Littleton Museum farm house

From there, we ventured into the main building of the museum, where a history exhibit of Littleton awaited us. This exhibit delves into the city’s rich past, shedding light on its connection to the dairy industry and other noteworthy sectors.

It’s also a great place to learn about the complexities involving water rights in the area along with the catastrophic 1965 flood that we had previously learned some about when we visited Confluence Park — one of the main recreation spots in Denver.

Littleton Museum

I really enjoyed learning about the various aspects of Littleton, including the individuals who established the city and its eventual shift from agriculture to industry.

Littleton Museum

After this visit and our previous visit to the Aurora Museum, I really started to feel like I was able to piece together a lot of the the fragments of Denver’s history, spanning all the way back to the 1800s.

I think there is something to be said about checking out these smaller museums as they offer a long-tail method of delving into the history of a region, in a way that the huge museums just can’t quite pull off.

Something else interesting about the Littleton Museum is that they put on concerts on Wednesday evenings in the front lawn.
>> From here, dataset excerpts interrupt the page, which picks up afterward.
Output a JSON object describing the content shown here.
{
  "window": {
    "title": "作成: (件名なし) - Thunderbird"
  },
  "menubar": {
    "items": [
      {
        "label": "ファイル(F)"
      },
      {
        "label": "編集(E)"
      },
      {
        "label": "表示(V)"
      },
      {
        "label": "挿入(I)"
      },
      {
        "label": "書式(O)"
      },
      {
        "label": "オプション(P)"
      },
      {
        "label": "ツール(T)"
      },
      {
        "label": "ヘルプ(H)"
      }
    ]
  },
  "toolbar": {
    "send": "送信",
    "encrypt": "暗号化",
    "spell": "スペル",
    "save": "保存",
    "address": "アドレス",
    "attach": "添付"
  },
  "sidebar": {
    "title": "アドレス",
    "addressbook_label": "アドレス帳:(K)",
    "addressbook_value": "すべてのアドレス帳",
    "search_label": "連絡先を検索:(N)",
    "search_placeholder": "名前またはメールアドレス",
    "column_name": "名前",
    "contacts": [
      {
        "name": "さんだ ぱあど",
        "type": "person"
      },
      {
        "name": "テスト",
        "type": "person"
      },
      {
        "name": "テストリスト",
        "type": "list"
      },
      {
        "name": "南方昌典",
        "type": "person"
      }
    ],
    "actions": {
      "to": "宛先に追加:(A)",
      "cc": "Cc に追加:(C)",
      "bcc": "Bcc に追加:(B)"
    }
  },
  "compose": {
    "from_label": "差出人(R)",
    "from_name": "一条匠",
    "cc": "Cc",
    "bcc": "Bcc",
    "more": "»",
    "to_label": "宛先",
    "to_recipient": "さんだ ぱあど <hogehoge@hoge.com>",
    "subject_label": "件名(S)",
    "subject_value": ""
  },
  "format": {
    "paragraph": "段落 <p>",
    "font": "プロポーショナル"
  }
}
You’ll have a chance to hear a little bit of everything here, spanning from the calming tunes of acoustic folk to the electrifying rhythms of Chicago blues and rock ‘n’ roll.

These concerts take place all through the summer and you can bring your own food for a picnic while other times tantalizing food trucks join the festivities.

You can check out their Facebook page for more details about the concerts but it’s a great opportunity to take part in the Littleton community.

Final word

In conclusion, the Littleton Museum offers a captivating journey through time, allowing visitors to explore original structures from the 1800s and experience the daily lives of pioneers and settlers.

Despite our timing not being ideal due to closures and staff shortage during our visit, the museum still provided a delightful experience with well-cared-for animals and a knowledgeable interpreter.

With its captivating displays, live animals, and entertaining concert evenings, the Littleton Museum delivers a unique and memorable experience.